Now you can start dnsmasq

# start dnsmasq
sudo launchctl -w load /Library/LaunchDaemons/homebrew.mxcl.dnsmasq.plist

# make some tests
$ ping -c 1 anyhostname.dev
PING anyhostname.dev (127.0.0.1): 56 data bytes
64 bytes from 127.0.0.1: icmp_seq=0 ttl=64 time=0.058 ms

$ dig anyhostname.dev
;; ANSWER SECTION:
anyhostname.dev.	0	IN	A	127.0.0.1
;; Query time: 3 msec
;; SERVER: 127.0.0.1#53(127.0.0.1)


$ dig google-public-dns-a.google.com @127.0.0.1
;; ANSWER SECTION:
google-public-dns-a.google.com.	25451 IN A	8.8.8.8
;; Query time: 30 msec
;; SERVER: 127.0.0.1#53(127.0.0.1)

# cache will speedup subsequent DNS queries
$ dig google-public-dns-a.google.com @127.0.0.1
;; Query time: 0 msec

Bonus: if you run Apache on your dev machine, you can easily setup the one virtual host to rule them all through mass virtual hosting.

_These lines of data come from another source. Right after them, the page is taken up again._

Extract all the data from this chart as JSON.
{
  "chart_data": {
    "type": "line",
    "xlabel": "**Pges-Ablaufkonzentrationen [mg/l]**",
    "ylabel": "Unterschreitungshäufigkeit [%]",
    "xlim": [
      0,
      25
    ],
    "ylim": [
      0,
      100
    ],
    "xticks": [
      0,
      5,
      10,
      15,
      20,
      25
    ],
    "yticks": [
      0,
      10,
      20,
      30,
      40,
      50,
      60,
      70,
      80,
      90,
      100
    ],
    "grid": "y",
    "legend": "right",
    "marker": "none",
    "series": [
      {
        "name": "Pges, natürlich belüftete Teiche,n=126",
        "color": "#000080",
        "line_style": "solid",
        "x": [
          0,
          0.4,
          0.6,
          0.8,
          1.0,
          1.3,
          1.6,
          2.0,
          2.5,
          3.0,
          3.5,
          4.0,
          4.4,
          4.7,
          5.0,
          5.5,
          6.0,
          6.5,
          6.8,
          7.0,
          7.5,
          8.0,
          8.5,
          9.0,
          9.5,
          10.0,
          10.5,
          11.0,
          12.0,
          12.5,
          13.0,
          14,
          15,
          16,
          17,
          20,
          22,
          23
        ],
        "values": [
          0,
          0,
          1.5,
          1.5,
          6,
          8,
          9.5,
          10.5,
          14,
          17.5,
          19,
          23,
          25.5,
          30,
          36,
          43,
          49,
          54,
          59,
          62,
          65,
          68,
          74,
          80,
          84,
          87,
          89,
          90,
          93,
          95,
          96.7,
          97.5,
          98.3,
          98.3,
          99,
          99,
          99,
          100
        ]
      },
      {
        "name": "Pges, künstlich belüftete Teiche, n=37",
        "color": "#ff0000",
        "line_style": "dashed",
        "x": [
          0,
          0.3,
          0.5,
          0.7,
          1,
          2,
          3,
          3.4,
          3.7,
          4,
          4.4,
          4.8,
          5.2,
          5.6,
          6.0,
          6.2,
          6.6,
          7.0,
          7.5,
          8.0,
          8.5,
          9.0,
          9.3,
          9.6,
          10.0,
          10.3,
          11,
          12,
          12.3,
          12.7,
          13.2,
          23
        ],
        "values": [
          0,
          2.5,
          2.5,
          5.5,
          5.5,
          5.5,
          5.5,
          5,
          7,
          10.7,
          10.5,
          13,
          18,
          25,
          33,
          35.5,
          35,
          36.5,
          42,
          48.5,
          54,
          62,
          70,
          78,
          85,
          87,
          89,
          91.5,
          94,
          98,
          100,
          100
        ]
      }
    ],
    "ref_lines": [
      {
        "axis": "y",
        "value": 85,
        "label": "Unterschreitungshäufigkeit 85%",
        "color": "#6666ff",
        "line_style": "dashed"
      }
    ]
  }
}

Edit /etc/apache2/extra/httpd-vhosts.conf and add this configuration, every .dev domain will point to a folder with the same name, but without the extension, in ~/Sites folder.
For example, myapp.dev will point to ~/Sites/myapp.

<VirtualHost *:80>
    ServerAdmin you@localhost
    ServerName anyhostname.dev
    ServerAlias *.dev

    UseCanonicalName Off
    # %1.0 is the domain without the extension, in this case
    # everything before .dev
    # more info: http://httpd.apache.org/docs/2.4/mod/mod_vhost_alias.html
    VirtualDocumentRoot /Users/[your_login]/Sites/%1.0
    ErrorLog "/var/log/apache2/dev_hosts_error_log"
    CustomLog "/var/log/apache2/dev_hosts_access_log" common

    <Directory /Users/[your_login]/Sites/*>
        AllowOverride All
    </Directory>
</VirtualHost>

You can finally reload Apache configuration with sudo apachectl graceful.